John Hardin took a sip from the chalice he was holding and then handed it to Peyton Messner. “I am one hundred and three years old,” he said quietly. “You know that, my dear.”
“And all of your extra time was at the expense of a twelve-year-old boy. I know that, too.”
He waved a single finger, correcting her. “All of our extra time,” he said, and then he motioned with his arm at the Messners, his wife, and Anise.
She looked at the group-the whole group-at the way their eyes were glazed and their skin was burning with anticipation. None of them would ever get any younger, that was a fact; but they all believed they could stall further aging for… years. The first tincture, built from the blood of Sawyer Dunmore, had given all of them who had gluttonously drunk from the chalice an extra three and a half or four decades. For someone like Clary Hardin, the best to be hoped for now would be to survive another three or four decades feeling seventy-but she was prepared to strike that bargain, especially since, like her husband, she was in fact well over one hundred years old. Meanwhile, someone like Celandine, the young state trooper? She would remain thirty, and what woman wouldn’t accept the energy and strength and firmness that came with being thirty for an extra third of a century?
“Where is Emily?” she asked.
Anise nodded toward the rear of the greenhouse. The woman was sitting in a wooden chair, slumped over, with Alexander standing behind her, his hands resting heavily on her shoulders.

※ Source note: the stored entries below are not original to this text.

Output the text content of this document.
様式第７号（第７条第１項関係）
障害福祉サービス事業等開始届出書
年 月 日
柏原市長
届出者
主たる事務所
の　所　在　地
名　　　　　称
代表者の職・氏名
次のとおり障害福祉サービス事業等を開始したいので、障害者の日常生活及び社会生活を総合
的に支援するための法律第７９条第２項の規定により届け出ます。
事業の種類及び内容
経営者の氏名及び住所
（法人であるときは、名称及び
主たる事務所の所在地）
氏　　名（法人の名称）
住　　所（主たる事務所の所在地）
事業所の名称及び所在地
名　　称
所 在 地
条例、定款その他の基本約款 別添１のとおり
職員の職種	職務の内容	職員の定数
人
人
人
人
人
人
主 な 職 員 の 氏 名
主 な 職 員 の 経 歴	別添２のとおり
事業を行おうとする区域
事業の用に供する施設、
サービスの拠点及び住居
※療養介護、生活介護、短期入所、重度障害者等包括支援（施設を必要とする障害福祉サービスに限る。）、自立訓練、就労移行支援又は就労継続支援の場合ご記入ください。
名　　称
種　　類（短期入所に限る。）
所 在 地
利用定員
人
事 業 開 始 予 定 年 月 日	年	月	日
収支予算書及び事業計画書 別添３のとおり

She stared at John, reading him, and saw in his mind what had occurred a few moments earlier: She saw Alexander throwing Emily to the ground and knocking her unconscious for a brief moment. The girls’ mother was still stunned. John looked away, but before he did Reseda thought she saw also what had happened to Michael Richmond last month: She hadn’t seen John’s entire recollection, but she saw that the old lawyer had used the very same knife on the psychiatrist that Anise was about to use to slice open a little girl’s arm.

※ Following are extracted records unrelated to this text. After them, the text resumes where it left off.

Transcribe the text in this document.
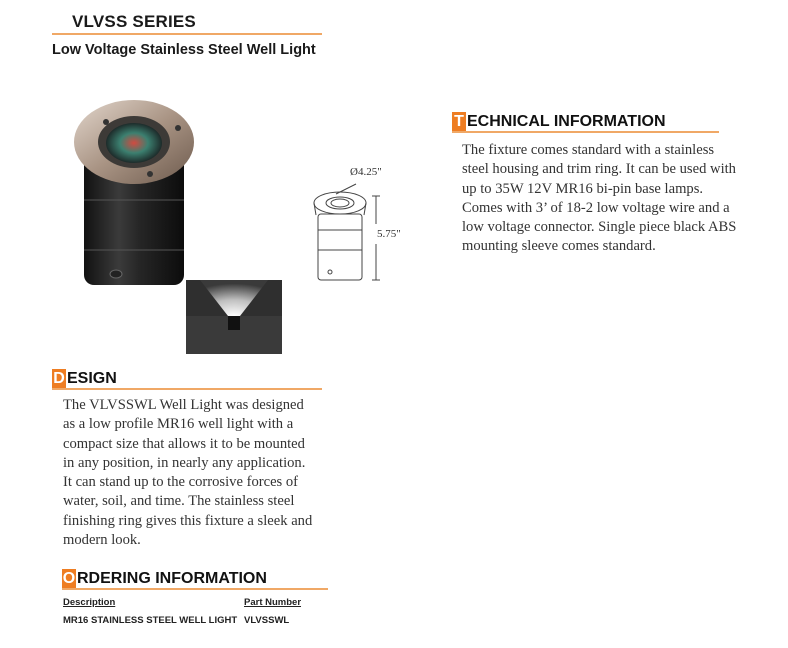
VLVSS SERIES
Low Voltage Stainless Steel Well Light
Ø4.25"
5.75"
T ECHNICAL INFORMATION
The fixture comes standard with a stainless
steel housing and trim ring. It can be used with
up to 35W 12V MR16 bi-pin base lamps.
Comes with 3’ of 18-2 low voltage wire and a
low voltage connector. Single piece black ABS
mounting sleeve comes standard.
D ESIGN
The VLVSSWL Well Light was designed
as a low profile MR16 well light with a
compact size that allows it to be mounted
in any position, in nearly any application.
It can stand up to the corrosive forces of
water, soil, and time. The stainless steel
finishing ring gives this fixture a sleek and
modern look.
O RDERING INFORMATION
Description	Part Number
MR16 STAINLESS STEEL WELL LIGHT VLVSSWL
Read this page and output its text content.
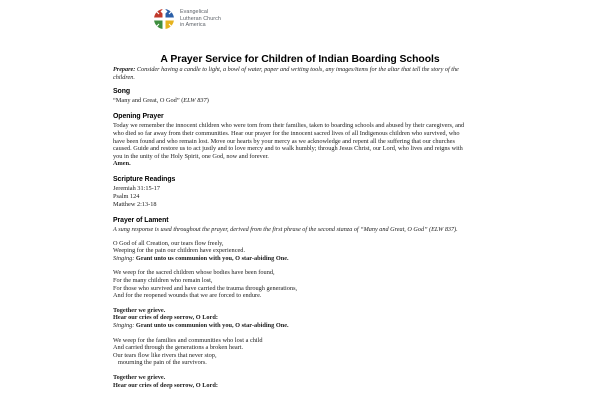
Evangelical
Lutheran Church
in America
A Prayer Service for Children of Indian Boarding Schools

Prepare: Consider having a candle to light, a bowl of water, paper and writing tools, any images/items for the altar that tell the story of the children.

Song

“Many and Great, O God” (ELW 837)

Opening Prayer

Today we remember the innocent children who were torn from their families, taken to boarding schools and abused by their caregivers, and who died so far away from their communities. Hear our prayer for the innocent sacred lives of all Indigenous children who survived, who have been found and who remain lost. Move our hearts by your mercy as we acknowledge and repent all the suffering that our churches caused. Guide and restore us to act justly and to love mercy and to walk humbly; through Jesus Christ, our Lord, who lives and reigns with you in the unity of the Holy Spirit, one God, now and forever.

Amen.

Scripture Readings

Jeremiah 31:15-17

Psalm 124

Matthew 2:13-18

Prayer of Lament

A sung response is used throughout the prayer, derived from the first phrase of the second stanza of “Many and Great, O God” (ELW 837).

O God of all Creation, our tears flow freely,

Weeping for the pain our children have experienced.

Singing: Grant unto us communion with you, O star-abiding One.

We weep for the sacred children whose bodies have been found,

For the many children who remain lost,

For those who survived and have carried the trauma through generations,

And for the reopened wounds that we are forced to endure.

Together we grieve.

Hear our cries of deep sorrow, O Lord:

Singing: Grant unto us communion with you, O star-abiding One.

We weep for the families and communities who lost a child

And carried through the generations a broken heart.

Our tears flow like rivers that never stop,

mourning the pain of the survivors.

Together we grieve.

Hear our cries of deep sorrow, O Lord:
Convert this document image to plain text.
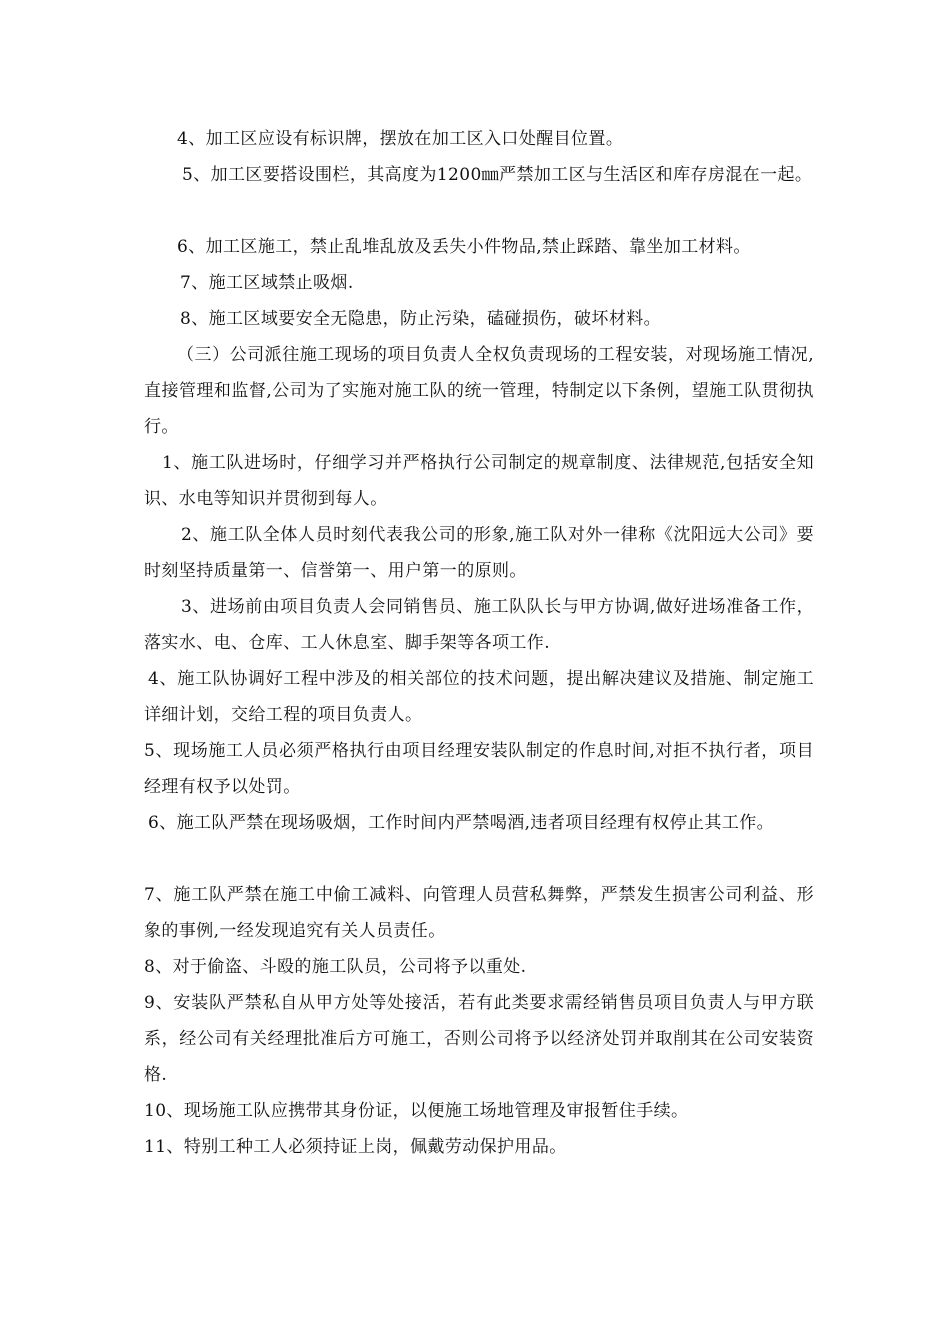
4、加工区应设有标识牌，摆放在加工区入口处醒目位置。

5、加工区要搭设围栏，其高度为1200㎜严禁加工区与生活区和库存房混在一起。

6、加工区施工，禁止乱堆乱放及丢失小件物品,禁止踩踏、靠坐加工材料。

7、施工区域禁止吸烟.

8、施工区域要安全无隐患，防止污染，磕碰损伤，破坏材料。

（三）公司派往施工现场的项目负责人全权负责现场的工程安装，对现场施工情况,直接管理和监督,公司为了实施对施工队的统一管理，特制定以下条例，望施工队贯彻执行。

1、施工队进场时，仔细学习并严格执行公司制定的规章制度、法律规范,包括安全知识、水电等知识并贯彻到每人。

2、施工队全体人员时刻代表我公司的形象,施工队对外一律称《沈阳远大公司》要时刻坚持质量第一、信誉第一、用户第一的原则。

3、进场前由项目负责人会同销售员、施工队队长与甲方协调,做好进场准备工作，落实水、电、仓库、工人休息室、脚手架等各项工作.

4、施工队协调好工程中涉及的相关部位的技术问题，提出解决建议及措施、制定施工详细计划，交给工程的项目负责人。

5、现场施工人员必须严格执行由项目经理安装队制定的作息时间,对拒不执行者，项目经理有权予以处罚。

6、施工队严禁在现场吸烟，工作时间内严禁喝酒,违者项目经理有权停止其工作。

7、施工队严禁在施工中偷工减料、向管理人员营私舞弊，严禁发生损害公司利益、形象的事例,一经发现追究有关人员责任。

8、对于偷盗、斗殴的施工队员，公司将予以重处.

9、安装队严禁私自从甲方处等处接活，若有此类要求需经销售员项目负责人与甲方联系，经公司有关经理批准后方可施工，否则公司将予以经济处罚并取削其在公司安装资格.

10、现场施工队应携带其身份证，以便施工场地管理及审报暂住手续。

11、特别工种工人必须持证上岗，佩戴劳动保护用品。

“You can’t do this,” she said, speaking to everyone and to no one. She knew in her heart that they weren’t going to listen.
“Enough!” Anise told her. “This is not your decision. It’s ours.” And then she took the boline and scored the child’s arm from her elbow to her wrist, flaying the skin and allowing it to dangle over the cauldron as the blood spurted like a water fountain-Sage Messner, who had been helping to restrain the girl, dunked her mouth into the stream and swallowed a mouthful voraciously-before slowing to a steady rivulet.
“Blood meets seed!” Anise declared.
“And seed meets soul!” the herbalists raved.
And then as one they edged ever closer. The child was so drugged that she only looked down at her arm, a little curious as her blood trickled into the cauldron, but clearly she had felt very little pain. Still, Reseda rushed forward and wrestled the girl from Sage and Ginger’s grip, pushing the child’s thin arm into a V to try to stop the bleeding. But it was doing nothing, nothing at all. She needed a trauma dressing and stitches. Eventually, the child’s knees would buckle and she’d collapse onto the greenhouse floor. Still, Reseda wrapped her own arms around her, trying to protect her, as the circle of herbalists closed in upon the two of them.
“You’re killing her,” she said to them. “You’re killing a child.”
“Give her back to us, Reseda,” John demanded. “You know you can’t stop us. We’re going to finish this. Besides,” he wavered, his voice softening, “you’re one of us. You’re a part of us. You know that, too.”
They had, she realized, become animals. They were selfish, insatiable, violent animals. They needed blood, and they needed enough for all of them. She wasn’t going to be able to reason with them. Nevertheless, she said, “I’m not one of you. I was once. But I’m not part of this.”
“Reseda, really. The child is losing blood fast and it’s being wasted. Wasted! You’re a New Englander, how can you abide that? Besides: The more she loses now, the less she’ll have when we’re finished and the less chance she’ll have of-to use a term you’re fond of-going home.”